Alexander Moon
- Born: Alexander James Moon 6 September 1996 (age 29) Ipswich, Suffolk, England
- Height: 2.01 m (6 ft 7 in)
- Weight: 123 kg (19 st 5 lb; 271 lb)
- School: St Joseph’s College Sedbergh School

Rugby union career
- Position: Lock
- Current team: Bayonne

Senior career
- Years: Team / Apps / (Points)
- 2016–2024: Northampton Saints / 59 / (5)
- 2024–: Bayonne / 28 / (0)
- Correct as of 12 December 2025

International career
- Years: Team / Apps / (Points)
- 2016: England U20 / 2 / (0)

= Alexander Moon =

English rugby union player (born 1996)

Alexander Moon (born 6 September 1996) is an English professional rugby union player who plays as a lock for Top 14 side Bayonne, having departed Northampton Saints after their Premiership-winning 2023-24 season.

==Background==
Moon began playing rugby during his time at St Joseph's College, Ipswich where he studied from age five to fifteen. He earned a three-year scholarship to Sedbergh School to complete his A Levels and further his rugby development.

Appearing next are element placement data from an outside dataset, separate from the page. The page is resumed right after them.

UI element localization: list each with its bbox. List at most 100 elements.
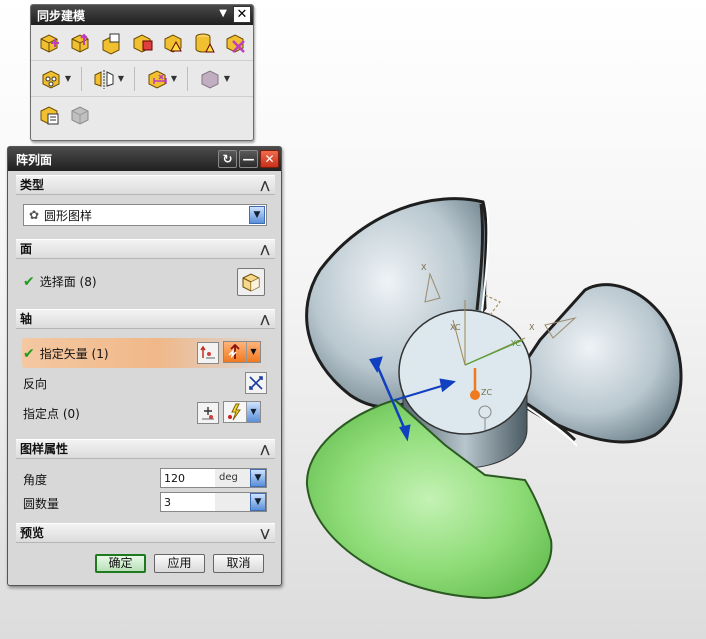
reverse-button[interactable]: [245, 372, 267, 394]
chevron-up-icon[interactable]: ⋀: [255, 310, 275, 329]
section-pattern-props-header[interactable]: 图样属性 ⋀: [16, 439, 275, 459]
chevron-down-icon[interactable]: ▼: [246, 402, 260, 422]
pattern-face-icon: [42, 69, 60, 89]
chevron-down-icon[interactable]: ▼: [250, 493, 266, 511]
section-type-label: 类型: [20, 178, 45, 192]
angle-label: 角度: [23, 473, 48, 487]
toolbar-title: 同步建模: [37, 8, 86, 23]
dialog-title-bar[interactable]: 阵列面 ↻ — ✕: [8, 147, 281, 171]
replace-face-button[interactable]: [128, 29, 155, 56]
chevron-up-icon[interactable]: ⋀: [255, 440, 275, 459]
vector-inference-icon: [224, 342, 246, 362]
section-axis-header[interactable]: 轴 ⋀: [16, 309, 275, 329]
point-inference-button[interactable]: ▼: [223, 401, 261, 423]
chevron-down-icon[interactable]: ⋁: [255, 524, 275, 543]
dialog-title: 阵列面: [16, 152, 53, 167]
close-icon[interactable]: ✕: [260, 150, 279, 168]
count-value[interactable]: 3: [161, 496, 215, 509]
resize-blend-button[interactable]: [159, 29, 186, 56]
select-face-label: 选择面 (8): [39, 275, 97, 289]
chevron-down-icon[interactable]: ▼: [250, 469, 266, 487]
pattern-type-value: 圆形图样: [44, 208, 93, 223]
shell-body-icon: [201, 69, 219, 89]
move-face-button[interactable]: [35, 29, 62, 56]
pattern-type-select[interactable]: ✿ 圆形图样 ▼: [23, 204, 267, 226]
checkmark-icon: ✔: [23, 273, 35, 290]
section-pattern-props-label: 图样属性: [20, 442, 69, 456]
label-x-top: X: [421, 263, 427, 272]
move-face-icon: [40, 33, 59, 53]
reverse-direction-icon: [249, 376, 263, 390]
model-viewport[interactable]: X XC YC X ZC: [285, 190, 706, 610]
specify-point-label: 指定点 (0): [23, 407, 80, 421]
reset-icon[interactable]: ↻: [218, 150, 237, 168]
delete-face-button[interactable]: [221, 29, 248, 56]
pull-face-button[interactable]: [66, 29, 93, 56]
count-label: 圆数量: [23, 497, 60, 511]
vector-inference-button[interactable]: ▼: [223, 341, 261, 363]
cancel-button[interactable]: 取消: [213, 554, 264, 573]
count-field[interactable]: 3 ▼: [160, 492, 267, 512]
angle-label-group: 角度: [23, 471, 47, 488]
mirror-face-icon: [94, 69, 114, 89]
chevron-down-icon[interactable]: ▼: [249, 206, 265, 224]
local-scale-button[interactable]: [66, 101, 93, 128]
constrain-face-button[interactable]: ▼: [141, 65, 181, 92]
section-face-header[interactable]: 面 ⋀: [16, 239, 275, 259]
toolbar-row-2: ▼ ▼ ▼ ▼: [31, 61, 253, 97]
point-inference-icon: [224, 402, 246, 422]
toolbar-row-3: [31, 97, 253, 132]
pattern-face-button[interactable]: ▼: [35, 65, 75, 92]
section-preview-label: 预览: [20, 526, 45, 540]
replace-face-icon: [133, 33, 152, 53]
blade-right[interactable]: [513, 283, 683, 444]
label-yc: YC: [510, 339, 521, 348]
chevron-down-icon[interactable]: ▼: [219, 8, 227, 19]
checkmark-icon: ✔: [23, 345, 35, 362]
section-type-header[interactable]: 类型 ⋀: [16, 175, 275, 195]
sync-modeling-toolbar: 同步建模 ▼ ✕ ▼ ▼ ▼ ▼: [30, 4, 254, 141]
chevron-down-icon: ▼: [117, 74, 125, 83]
mirror-face-button[interactable]: ▼: [88, 65, 128, 92]
pattern-face-dialog: 阵列面 ↻ — ✕ 类型 ⋀ ✿ 圆形图样 ▼ 面 ⋀ ✔ 选择面 (8) 轴 …: [7, 146, 282, 586]
toolbar-title-bar[interactable]: 同步建模 ▼ ✕: [31, 5, 253, 25]
angle-unit: deg: [215, 469, 250, 487]
chevron-up-icon[interactable]: ⋀: [255, 240, 275, 259]
chevron-down-icon: ▼: [170, 74, 178, 83]
point-dialog-button[interactable]: [197, 402, 219, 424]
apply-button[interactable]: 应用: [154, 554, 205, 573]
chevron-down-icon: ▼: [64, 74, 72, 83]
section-preview-header[interactable]: 预览 ⋁: [16, 523, 275, 543]
reverse-label: 反向: [23, 377, 48, 391]
specify-point-label-group: 指定点 (0): [23, 405, 80, 422]
section-axis-label: 轴: [20, 312, 33, 326]
chevron-up-icon[interactable]: ⋀: [255, 176, 275, 195]
angle-value[interactable]: 120: [161, 472, 215, 485]
point-dialog-icon: [202, 407, 214, 420]
label-xc: XC: [450, 323, 461, 332]
chevron-down-icon[interactable]: ▼: [246, 342, 260, 362]
resize-face-button[interactable]: [190, 29, 217, 56]
minimize-icon[interactable]: —: [239, 150, 258, 168]
face-cube-icon: [242, 273, 260, 292]
vector-dialog-icon: [200, 345, 215, 359]
angle-field[interactable]: 120 deg ▼: [160, 468, 267, 488]
label-zc: ZC: [481, 388, 492, 397]
circular-pattern-icon: ✿: [28, 208, 40, 222]
count-unit: [215, 493, 250, 511]
reverse-label-group: 反向: [23, 375, 47, 392]
separator: [81, 66, 82, 91]
local-scale-icon: [71, 105, 88, 125]
offset-region-button[interactable]: [97, 29, 124, 56]
select-face-row[interactable]: ✔ 选择面 (8): [23, 273, 97, 290]
separator: [134, 66, 135, 91]
reverse-direction-button[interactable]: [197, 342, 219, 364]
shell-body-button[interactable]: ▼: [194, 65, 234, 92]
select-face-button[interactable]: [237, 268, 265, 296]
count-label-group: 圆数量: [23, 495, 59, 512]
close-icon[interactable]: ✕: [233, 6, 251, 23]
cross-section-edit-button[interactable]: [35, 101, 62, 128]
ok-button[interactable]: 确定: [95, 554, 146, 573]
toolbar-row-1: [31, 25, 253, 61]
specify-vector-label-group: ✔ 指定矢量 (1): [23, 345, 109, 362]
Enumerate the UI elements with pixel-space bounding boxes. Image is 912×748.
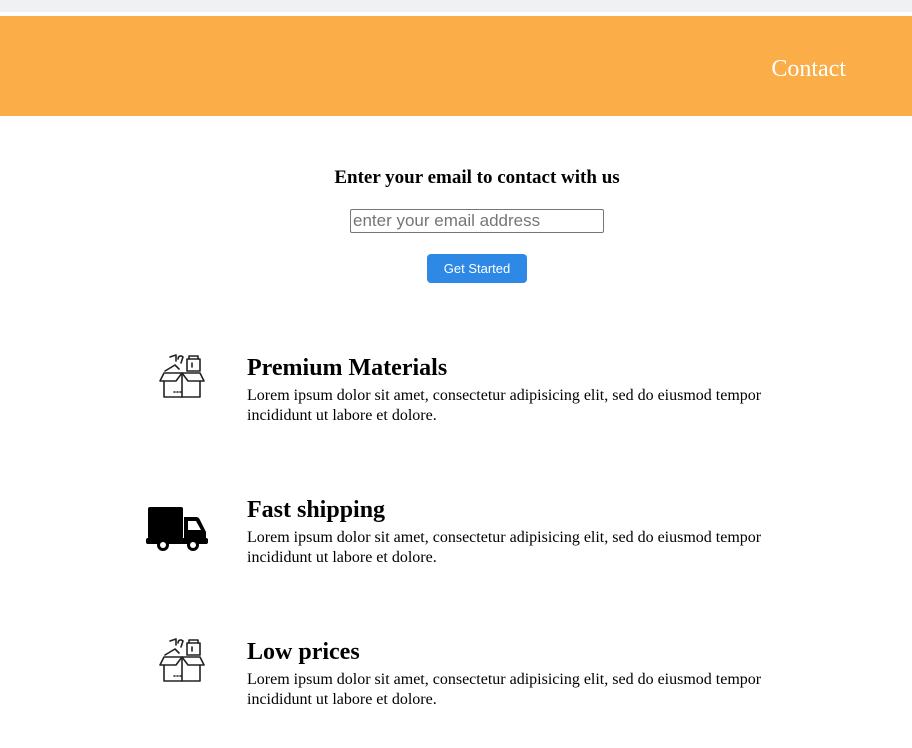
feature-item: Fast shipping Lorem ipsum dolor sit amet… [0, 495, 912, 585]
signup-heading: Enter your email to contact with us [334, 167, 620, 188]
delivery-truck-icon [146, 507, 208, 551]
email-input[interactable] [350, 209, 604, 233]
feature-description: Lorem ipsum dolor sit amet, consectetur … [247, 529, 762, 566]
nav-link-contact[interactable]: Contact [771, 54, 846, 84]
feature-title: Low prices [247, 639, 360, 665]
page-header: Contact [0, 16, 912, 116]
box-with-tools-icon [159, 638, 205, 682]
email-signup-section: Enter your email to contact with us Get … [0, 164, 912, 283]
browser-chrome-strip [0, 0, 912, 12]
feature-description: Lorem ipsum dolor sit amet, consectetur … [247, 671, 762, 708]
feature-item: Low prices Lorem ipsum dolor sit amet, c… [0, 637, 912, 727]
get-started-button[interactable]: Get Started [427, 254, 527, 283]
feature-title: Fast shipping [247, 497, 386, 523]
feature-description: Lorem ipsum dolor sit amet, consectetur … [247, 387, 762, 424]
feature-item: Premium Materials Lorem ipsum dolor sit … [0, 353, 912, 443]
box-with-tools-icon [159, 354, 205, 398]
feature-title: Premium Materials [247, 355, 448, 381]
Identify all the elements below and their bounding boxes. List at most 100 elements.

Moon comes from a strong rugby family with his father, Jon, coaching Ipswich rugby club and aunt, Vickie, a former physiotherapist for Leeds Rhinos and Yorkshire Carnegie. His uncle played for the rugby league side, Bradford Bulls.

==Club career==
In 2015 Northampton Saints confirmed that Moon would join their senior academy and he was subsequently awarded a senior academy contract at the start of the 2015/16 season. In November 2016 he made his senior club debut against Newcastle Falcons in the Anglo-Welsh Cup. Moon was also a member of the Northampton Wanderers side that beat Gloucester United 36–15 to win the 2017 Premiership A League and Exeter Braves the following season to retain the title.

In February 2019 Moon signed his first professional senior contract with the Saints and later that season started for the Northampton side that defeated Saracens in the final of the Premiership Rugby Cup.

On 30 January 2024, Moon would leave Northampton to join French side Bayonne in the Top 14 from the 2024–25 season.

In December 2025, he signed for Bordeaux Bègles ahead of the 2026–27 season.

==International career==
Moon represented the England under-20 team in the 2016 Six Nations Under 20s Championship. In January 2020 Moon received his first call-up to the senior England squad for the 2020 Six Nations Championship.